Les indicateurs macroéconomiques – le renchérissement des primes dépend étroitement de l’environnement économique et du volume et de la valeur des échanges de marchandises – offrent « des perspectives d’évolution encore bonnes même si un ralentissement est annoncé ». Les professionnels s’appuient notamment sur les données de la Banque mondiale, qui tablent sur une croissance de 4,2 % en 2019 dans les pays émergents et de 2 % dans les économies consolidées (plus faible dans la zone euro, à 1,6 %).
L’OMC établit pour sa part que la croissance du transport de marchandises devrait croître de 3 % en 2019 (après + 2,6 % en 2018). Mais avec des risques qui deviennent une « sinistralité » ordinaire : « il faut s’attendre à des turbulences assez importantes du fait de la montée des tensions commerciales et d’un accroissement des incertitudes (prix combustible, taux de change). La veille, à l’occasion d’un débat d’ouverture, les intervenants parlaient même de « choc d’incertitudes ». L'an dernier, les mêmes risques faisaient déjà planer les doutes sur l'année projetée.
Quant à la mobilisation collective Paris MAT pour « reprendre son destin en main », « a bien progressé », indique le président du courtier Eyssautier, Mathieu Berrurier, un des principaux animateurs de l’initiative, officialisée en 2017. « Nous disposons désormais d’outils marketing pour la promotion, avons travaillé sur le logo et nos visuels (avec la Tour Eiffel dans le A, Ndlr), avons créé des commissions pour plancher sur diverses problématiques. Charge désormais à chacun des 3 000 acteurs qui font partie de notre environnement de se l’approprier », explique le représentant des courtiers, qui furent les premiers à tirer la sonnette d’alarme face à la rétrogradation internationale de la filière.
Zonage des risques de guerre
« Grâce aux travaux réalisés au sein des comités, nous avons notamment élaboré une nouvelle offre des risques de guerre "facultés", rénové les modèles de conventions spéciales "risques de guerre", créé un zonage des risques de guerre, mis à jour les clauses additionnelles et élaboré un document à propos de la nouvelle réglementation IMO 2020... », ajoute Mathieu Daubin. Le président du GAREX (Groupement d’assurances de risques exceptionnels) note que la manière particulière – « à la française » – d’appréhender des risques a retenu l’attention de prospects grecs, où la filière s’est déplacée à deux reprises. La France a dans son code de l’assurance, contrairement à d’autres pays, des dispositions précises concernant spécifiquement le transport maritime, et auxquelles les polices peuvent se référer.
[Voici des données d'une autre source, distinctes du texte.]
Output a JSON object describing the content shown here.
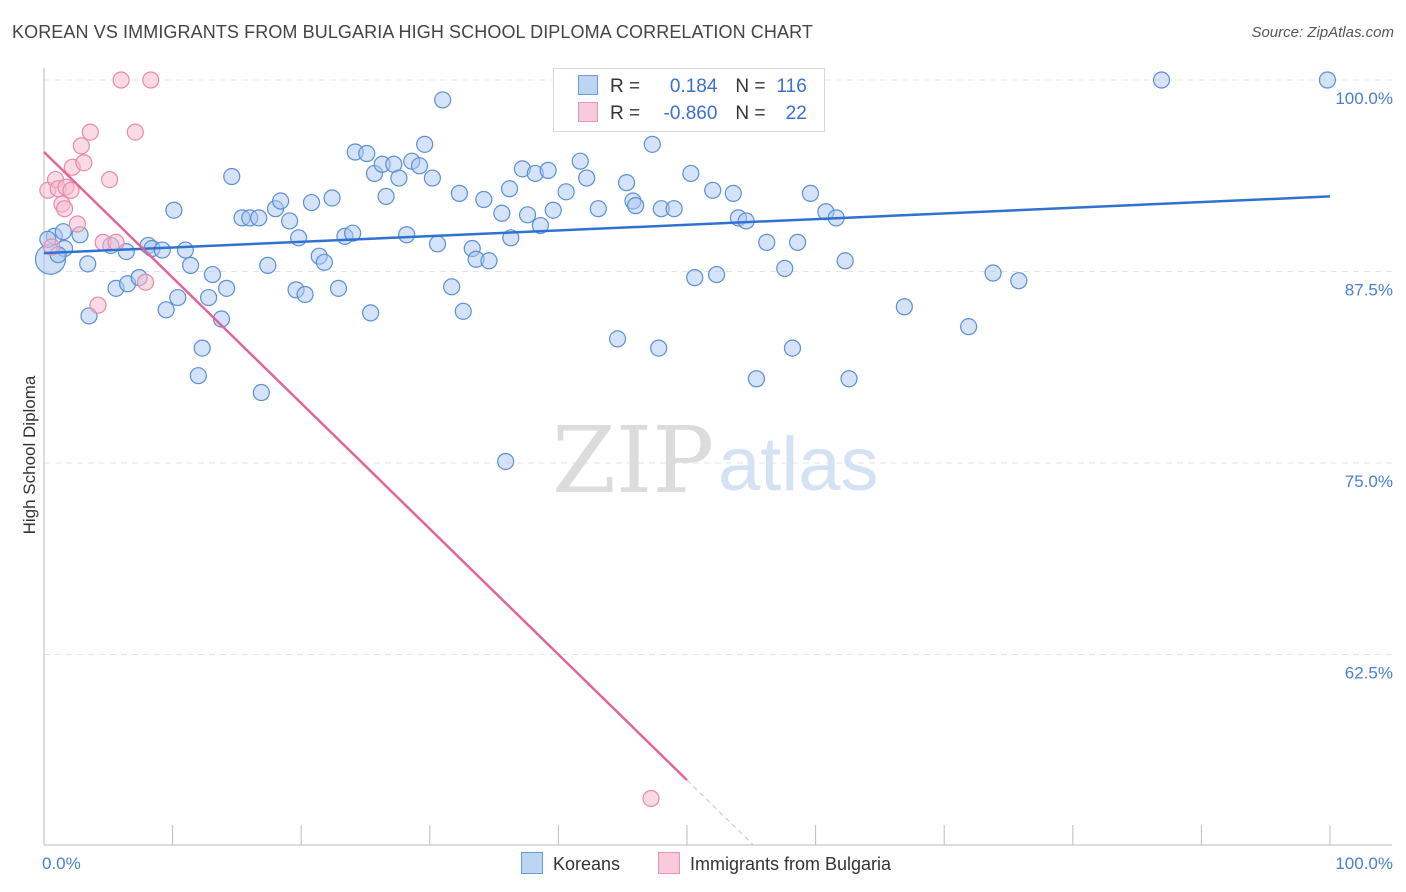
{
  "header": {
    "title": "KOREAN VS IMMIGRANTS FROM BULGARIA HIGH SCHOOL DIPLOMA CORRELATION CHART",
    "source": "Source: ZipAtlas.com"
  },
  "watermark": {
    "zip": "ZIP",
    "atlas": "atlas"
  },
  "legend": {
    "koreans": {
      "r_label": "R =",
      "r_value": "0.184",
      "n_label": "N =",
      "n_value": "116"
    },
    "bulgaria": {
      "r_label": "R =",
      "r_value": "-0.860",
      "n_label": "N =",
      "n_value": "22"
    }
  },
  "bottom_legend": {
    "koreans": "Koreans",
    "bulgaria": "Immigrants from Bulgaria"
  },
  "colors": {
    "koreans_fill": "#a9c8f0",
    "koreans_stroke": "#5b8fd6",
    "koreans_line": "#2f72d0",
    "bulgaria_fill": "#f6bcd0",
    "bulgaria_stroke": "#e88aaa",
    "bulgaria_line": "#e2659a",
    "tick": "#4a7fd0",
    "grid": "#e3e3e3"
  },
  "chart_data": {
    "type": "scatter",
    "title": "KOREAN VS IMMIGRANTS FROM BULGARIA HIGH SCHOOL DIPLOMA CORRELATION CHART",
    "xlabel": "",
    "ylabel": "High School Diploma",
    "xlim": [
      0,
      100
    ],
    "ylim": [
      51.5,
      101.5
    ],
    "x_tick_labels": [
      "0.0%",
      "100.0%"
    ],
    "y_ticks": [
      62.5,
      75.0,
      87.5,
      100.0
    ],
    "y_tick_labels": [
      "62.5%",
      "75.0%",
      "87.5%",
      "100.0%"
    ],
    "grid": "horizontal dashed",
    "series": [
      {
        "name": "Koreans",
        "points": [
          [
            0.5,
            88.3
          ],
          [
            0.8,
            89.8
          ],
          [
            1.5,
            90.1
          ],
          [
            1.6,
            89.0
          ],
          [
            2.8,
            89.9
          ],
          [
            3.5,
            84.6
          ],
          [
            3.4,
            88.0
          ],
          [
            5.2,
            89.2
          ],
          [
            6.4,
            88.8
          ],
          [
            8.1,
            89.2
          ],
          [
            5.6,
            86.4
          ],
          [
            6.5,
            86.7
          ],
          [
            7.4,
            87.1
          ],
          [
            8.4,
            89.0
          ],
          [
            9.2,
            88.9
          ],
          [
            9.5,
            85.0
          ],
          [
            10.1,
            91.5
          ],
          [
            10.4,
            85.8
          ],
          [
            11.0,
            88.9
          ],
          [
            11.4,
            87.9
          ],
          [
            12.0,
            80.7
          ],
          [
            12.3,
            82.5
          ],
          [
            12.8,
            85.8
          ],
          [
            13.1,
            87.3
          ],
          [
            13.8,
            84.4
          ],
          [
            14.2,
            86.4
          ],
          [
            14.6,
            93.7
          ],
          [
            15.4,
            91.0
          ],
          [
            16.0,
            91.0
          ],
          [
            16.7,
            91.0
          ],
          [
            16.9,
            79.6
          ],
          [
            17.4,
            87.9
          ],
          [
            18.0,
            91.6
          ],
          [
            18.4,
            92.1
          ],
          [
            19.1,
            90.8
          ],
          [
            19.6,
            86.3
          ],
          [
            19.8,
            89.7
          ],
          [
            20.3,
            86.0
          ],
          [
            20.8,
            92.0
          ],
          [
            21.4,
            88.5
          ],
          [
            21.8,
            88.1
          ],
          [
            22.4,
            92.3
          ],
          [
            22.9,
            86.4
          ],
          [
            23.4,
            89.8
          ],
          [
            24.0,
            90.0
          ],
          [
            24.2,
            95.3
          ],
          [
            25.1,
            95.2
          ],
          [
            25.4,
            84.8
          ],
          [
            25.7,
            93.9
          ],
          [
            26.3,
            94.5
          ],
          [
            26.6,
            92.4
          ],
          [
            27.2,
            94.5
          ],
          [
            27.6,
            93.6
          ],
          [
            28.2,
            89.9
          ],
          [
            28.6,
            94.7
          ],
          [
            29.2,
            94.4
          ],
          [
            29.6,
            95.8
          ],
          [
            30.2,
            93.6
          ],
          [
            30.6,
            89.3
          ],
          [
            31.0,
            98.7
          ],
          [
            31.7,
            86.5
          ],
          [
            32.3,
            92.6
          ],
          [
            32.6,
            84.9
          ],
          [
            33.3,
            89.0
          ],
          [
            33.6,
            88.3
          ],
          [
            34.2,
            92.2
          ],
          [
            34.6,
            88.2
          ],
          [
            35.6,
            91.3
          ],
          [
            36.3,
            89.7
          ],
          [
            36.2,
            92.9
          ],
          [
            37.2,
            94.2
          ],
          [
            37.6,
            91.2
          ],
          [
            38.2,
            93.9
          ],
          [
            38.6,
            90.5
          ],
          [
            39.2,
            94.1
          ],
          [
            39.6,
            91.5
          ],
          [
            40.6,
            92.7
          ],
          [
            41.7,
            94.7
          ],
          [
            42.2,
            93.6
          ],
          [
            43.1,
            91.6
          ],
          [
            44.6,
            83.1
          ],
          [
            45.3,
            93.3
          ],
          [
            45.8,
            92.1
          ],
          [
            46.0,
            91.8
          ],
          [
            47.3,
            95.8
          ],
          [
            47.8,
            82.5
          ],
          [
            48.0,
            91.6
          ],
          [
            49.0,
            91.6
          ],
          [
            50.3,
            93.9
          ],
          [
            50.6,
            87.1
          ],
          [
            52.0,
            92.8
          ],
          [
            52.3,
            87.3
          ],
          [
            53.6,
            92.6
          ],
          [
            54.0,
            91.0
          ],
          [
            54.6,
            90.8
          ],
          [
            55.4,
            80.5
          ],
          [
            56.2,
            89.4
          ],
          [
            57.6,
            87.7
          ],
          [
            58.2,
            82.5
          ],
          [
            58.6,
            89.4
          ],
          [
            59.6,
            92.6
          ],
          [
            60.8,
            91.4
          ],
          [
            61.6,
            91.0
          ],
          [
            62.3,
            88.2
          ],
          [
            62.6,
            80.5
          ],
          [
            66.9,
            85.2
          ],
          [
            71.9,
            83.9
          ],
          [
            73.8,
            87.4
          ],
          [
            75.8,
            86.9
          ],
          [
            35.9,
            75.1
          ],
          [
            41.3,
            100.0
          ],
          [
            51.2,
            100.0
          ],
          [
            86.9,
            100.0
          ],
          [
            99.8,
            100.0
          ],
          [
            0.3,
            89.6
          ],
          [
            1.1,
            88.6
          ]
        ]
      },
      {
        "name": "Immigrants from Bulgaria",
        "points": [
          [
            0.3,
            92.8
          ],
          [
            0.6,
            89.1
          ],
          [
            0.9,
            93.5
          ],
          [
            1.1,
            92.9
          ],
          [
            1.4,
            91.9
          ],
          [
            1.7,
            93.0
          ],
          [
            2.2,
            94.3
          ],
          [
            2.6,
            90.6
          ],
          [
            2.9,
            95.7
          ],
          [
            3.1,
            94.6
          ],
          [
            3.6,
            96.6
          ],
          [
            4.2,
            85.3
          ],
          [
            4.6,
            89.4
          ],
          [
            5.1,
            93.5
          ],
          [
            5.6,
            89.4
          ],
          [
            6.0,
            100.0
          ],
          [
            7.1,
            96.6
          ],
          [
            7.9,
            86.8
          ],
          [
            8.3,
            100.0
          ],
          [
            47.2,
            53.1
          ],
          [
            1.6,
            91.6
          ],
          [
            2.1,
            92.8
          ]
        ]
      }
    ],
    "trend_lines": [
      {
        "name": "Koreans",
        "x": [
          0,
          100
        ],
        "y": [
          88.7,
          92.4
        ]
      },
      {
        "name": "Immigrants from Bulgaria",
        "x": [
          0,
          50
        ],
        "y": [
          95.3,
          54.3
        ],
        "dashed_extension_to_x": 55.2
      }
    ]
  }
}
En 2019, la filière entend poursuivre ses visites dans des marchés captifs pour l'offre hexagonale. « Nous prévoyons en 2019 des déplacements et/ou participations à des salons au Maroc, en Suisse, en Afrique… Nous voulons aussi mieux faire connaître nos métiers auprès de jeunes étudiants. On étudie la possibilité d’avoir un stand au salon de l’Étudiant ainsi que des actions ciblées auprès des cabinets de recrutement et écoles qui nous intéressent ».
Enfin, la grande affaire de 2019 restera d’inscrire l’événement, qui s’appelle désormais « Le rendez-vous Paris MAT », dans le cadre d’une « maritime week », annoncée à bas mots par un des participants. « L’idée a fait son chemin et a rallié tous ceux à qui on l’a proposé ». En feraient partie Armateurs de France, le Cluster maritime français, l’AMRAE (Association Management des Risques et des Assurances de l’Entreprise), la Chambre arbitrale maritime de Paris, et d’autres qui gravitent dans l’orbite de la filière.